Next year marks the 10th anniversary of Dredd, which will probably coincide with another sustained online campaign to try and make that sequel happen, even if it’s never really been anything more than a pipe dream.
Karl Urban gets asked about it everywhere he goes, and he’s spent that entire time reiterating over and over again that he’d love to throw on the helmet again if he were to get the opportunity, but nobody’s stepped in to make it happen. He even offered to cameo in the in-development Mega City One TV show, but that project also appears to have hit the skids.
In a new interview with Collider, Olivia Thirlby admitted that she’s still more than game for a return a decade down the line, praising writer and rumored shadow director Alex Garland for his contributions for good measure.

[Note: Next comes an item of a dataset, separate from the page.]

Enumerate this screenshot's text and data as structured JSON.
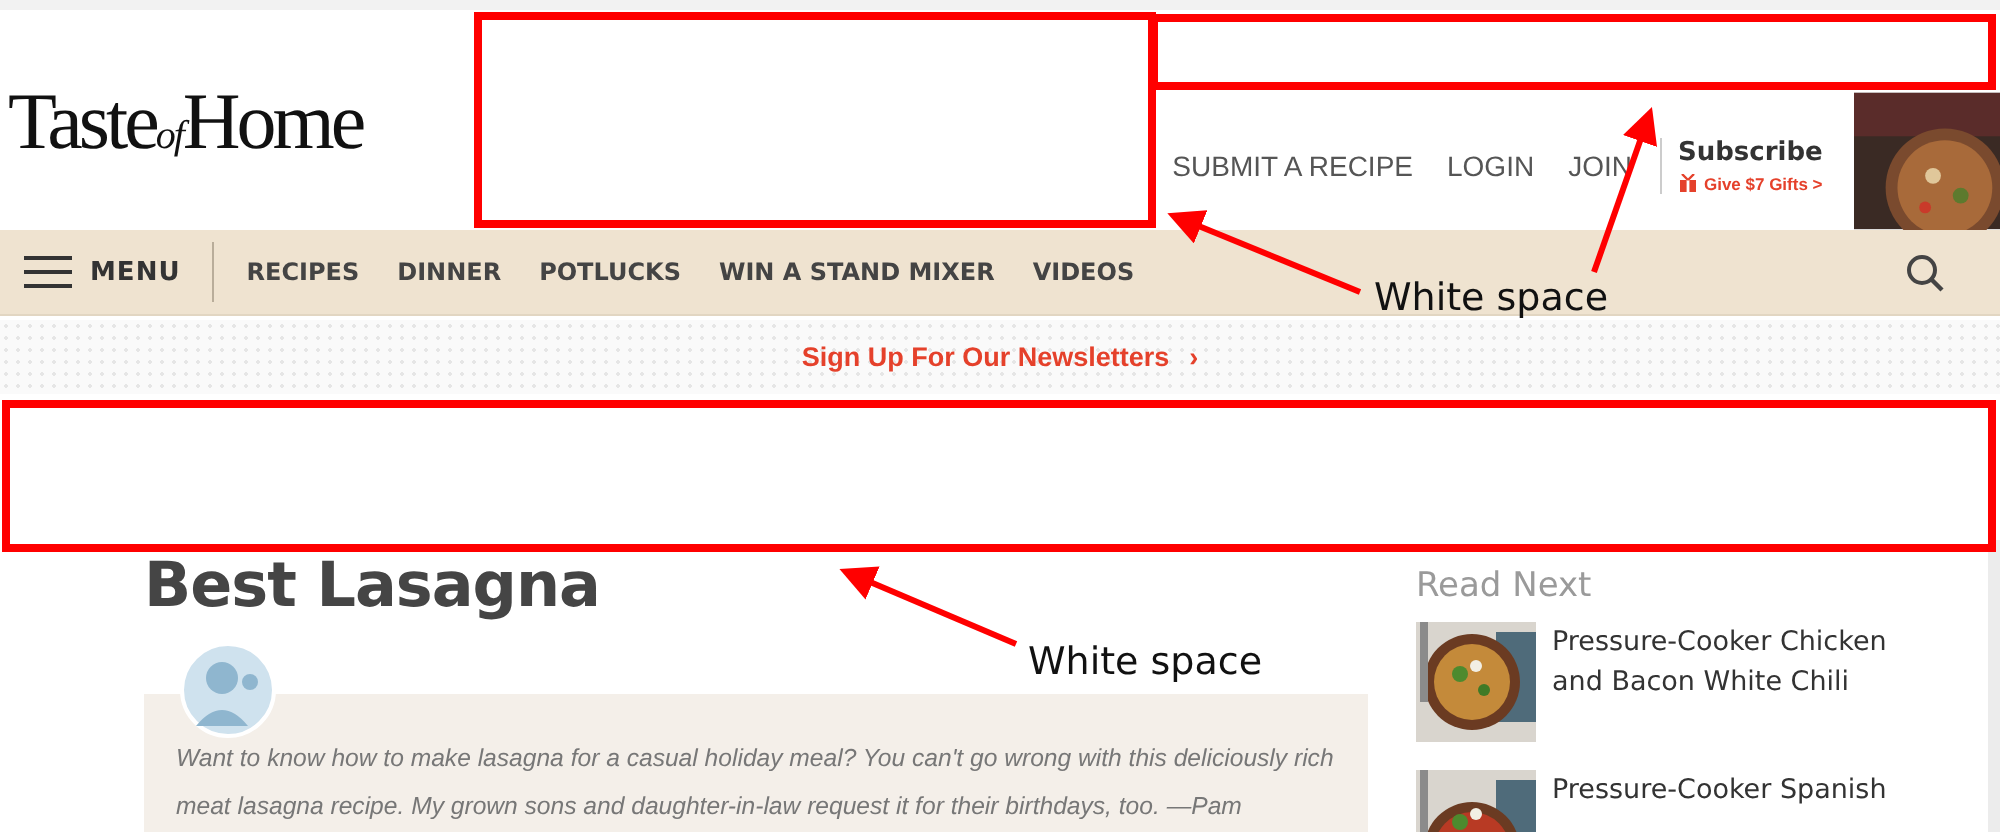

“First of all, let me just say, I was always the number one advocate of getting a sequel for Dredd. I love that movie and I love that character. If there is still talk of there being a sequel 10 years later, I am all for it. I just also have to take a second and shout out Alex Garland because the Anderson that he wrote was so thoughtful and sensitive and nuanced and empowered and powerful, not because she was trying to be Dredd or be like a man, but because she was exactly herself and that journey of her finding herself and her true strength is what I love so much about that movie and what I felt like, as an actor, it was so meaty to lean into that role.”
If Dredd hadn’t bombed at the box office, we’d have had a whole multi-film franchise by now, but it wasn’t to be. The movie became an instant cult classic and shifted a lot of units on home video, the leading man has been desperate to return ever since and funding a second installment wouldn’t break the bank were a studio or streaming service to take the plunge, yet it hasn’t come close to being a reality.